Figure 7. Nonhematopoietic antigen blocks early generation of postmitotic, CD62L⁺ CD8⁺ cells.

(A) CD45.1⁺ B6 SCs (3 × 10⁷) were transferred to established allogeneic chimeras as in Figure 2. Accumulation of DLI-derived CD8⁺ T cells in the spleen, LN, and BM in ^nhTA⁺ and ^nhTA^– recipients 14 days after transfer is shown. (B) Representative dot plots showing CFSE versus CD62L staining in the CD45.1⁺ CD8⁺ gated population at day 8. Numbers denote percent CD8⁺ CFSE^lo cells that were CD62L⁺. (C) Representative dot plots showing CD44 and CD62L staining in input CD8⁺ cells and in CFSE^lo CD45.1⁺ CD8⁺ gated population. (D) Summary data for the same gated population in spleen. Significant differences were also evident in the LN and BM (not shown). (E) ^nhTA⁺ chimeras received a transfer of 3 × 10⁷ B6 CD45.1⁺ SCs followed by i.p. injection of 0.2 mg anti–PD-L1 antibody on days 0, 3, 6, and 9. At 12 days, the proportion of CD45.1⁺ CD8⁺ gated cells with a CD44^hiCD62L^hi phenotype was determined. Data derived from 3 independent experiments. *P < 0.05, **P < 0.01, Mann-Whitney test.

Figure 8. Nonhematopoietic antigen regulates early memory fate determination.

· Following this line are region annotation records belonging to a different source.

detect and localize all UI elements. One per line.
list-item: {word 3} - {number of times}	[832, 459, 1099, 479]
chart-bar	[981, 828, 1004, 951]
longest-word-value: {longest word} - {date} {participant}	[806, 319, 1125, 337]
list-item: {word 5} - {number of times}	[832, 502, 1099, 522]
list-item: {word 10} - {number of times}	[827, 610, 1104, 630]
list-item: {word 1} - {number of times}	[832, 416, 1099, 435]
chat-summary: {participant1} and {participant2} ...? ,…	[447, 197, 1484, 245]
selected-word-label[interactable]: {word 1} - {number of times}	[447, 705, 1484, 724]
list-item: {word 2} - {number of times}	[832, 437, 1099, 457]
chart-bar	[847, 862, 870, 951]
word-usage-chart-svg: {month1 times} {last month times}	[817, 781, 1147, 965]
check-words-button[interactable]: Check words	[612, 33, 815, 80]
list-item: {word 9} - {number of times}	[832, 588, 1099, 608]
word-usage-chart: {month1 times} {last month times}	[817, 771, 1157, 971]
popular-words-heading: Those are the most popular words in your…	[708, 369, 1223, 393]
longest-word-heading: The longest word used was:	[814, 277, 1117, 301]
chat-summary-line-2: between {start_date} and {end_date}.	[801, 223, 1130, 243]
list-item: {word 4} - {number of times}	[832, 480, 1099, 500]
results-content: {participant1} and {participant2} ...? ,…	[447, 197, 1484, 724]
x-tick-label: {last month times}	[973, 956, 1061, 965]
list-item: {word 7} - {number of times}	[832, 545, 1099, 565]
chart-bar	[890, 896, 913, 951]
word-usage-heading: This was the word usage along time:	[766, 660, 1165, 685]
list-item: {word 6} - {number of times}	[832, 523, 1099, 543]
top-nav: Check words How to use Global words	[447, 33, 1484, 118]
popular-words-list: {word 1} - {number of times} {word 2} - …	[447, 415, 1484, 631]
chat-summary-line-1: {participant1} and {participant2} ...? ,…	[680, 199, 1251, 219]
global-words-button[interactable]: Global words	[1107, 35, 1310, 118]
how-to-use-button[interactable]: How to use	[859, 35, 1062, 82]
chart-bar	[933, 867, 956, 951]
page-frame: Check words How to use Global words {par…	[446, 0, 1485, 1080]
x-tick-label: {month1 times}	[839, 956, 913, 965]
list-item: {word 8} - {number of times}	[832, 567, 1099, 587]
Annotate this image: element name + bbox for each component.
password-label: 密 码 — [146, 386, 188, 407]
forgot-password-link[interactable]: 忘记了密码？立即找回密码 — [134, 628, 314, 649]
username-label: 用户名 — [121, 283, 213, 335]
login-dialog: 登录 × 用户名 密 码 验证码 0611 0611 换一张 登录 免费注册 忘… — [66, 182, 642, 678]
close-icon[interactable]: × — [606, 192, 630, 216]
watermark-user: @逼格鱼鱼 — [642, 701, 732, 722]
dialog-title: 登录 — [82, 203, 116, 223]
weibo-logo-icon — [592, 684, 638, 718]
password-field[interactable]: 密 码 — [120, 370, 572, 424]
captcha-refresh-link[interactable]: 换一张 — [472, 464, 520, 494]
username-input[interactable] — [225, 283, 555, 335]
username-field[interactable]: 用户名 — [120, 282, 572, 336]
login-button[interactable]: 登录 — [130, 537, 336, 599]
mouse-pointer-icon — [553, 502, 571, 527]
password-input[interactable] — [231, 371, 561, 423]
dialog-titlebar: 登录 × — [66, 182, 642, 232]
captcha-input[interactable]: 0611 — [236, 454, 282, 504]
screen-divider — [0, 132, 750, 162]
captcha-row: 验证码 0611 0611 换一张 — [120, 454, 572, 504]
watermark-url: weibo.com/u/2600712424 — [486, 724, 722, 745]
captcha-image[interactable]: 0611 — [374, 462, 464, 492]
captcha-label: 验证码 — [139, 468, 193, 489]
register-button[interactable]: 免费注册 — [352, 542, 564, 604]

(A) CD45.1⁺ or CD45.1/2⁺ B6 SCs (3 × 10⁷) were transferred to ^nhTA⁺ and ^nhTA^– chimeras, respectively. 14 days later, CD45.1⁺ CD8⁺ T cells from ^nhTA⁺ and ^nhTA^– chimeras were sorted, mixed at a 1:1 ratio, and transferred to established secondary B6→B6 hosts. After 14 days, secondary hosts were immunized i.p. with 1 × 10⁶ BDF1 LPS-matured DCs, and recall immunity was measured 7 days later. (B) Relative frequency of the 2 transferred CD8⁺ T cell populations in the blood of secondary hosts at timed intervals following secondary transfer (ratio of CD45.1⁺CD45.2⁺ to CD45.1⁺CD45.2^– CD8⁺ cells). (C) Relative frequency of above populations in the spleen, LN, and BM of secondary hosts at 21 days. (D) Representative plots show IFN-γ production by CD45.1⁺ CD8⁺ T cells that were CD45.2^– (^nhTA⁺) or CD45.2⁺ (^nhTA^–). (E) Summary data showing the relative function in terms of the frequency (freq) and absolute number (abs) of CD8⁺ T cells producing IFN-γ. (B, C, and E) *P < 0.05, Wilcoxon signed rank test relative to expected ratio of 1 (dotted line). (F) Representative dot plots show the cell surface expression of CD44, CD62L, and IL-7Rα on CD8⁺ CD45.1⁺ cells 21 days following secondary transfer. Numbers indicate the percentage of gated cells in each quadrant. Scatter plots show the percentage of each transferred cell population expressing cell surface markers. **P < 0.01, Mann-Whitney test.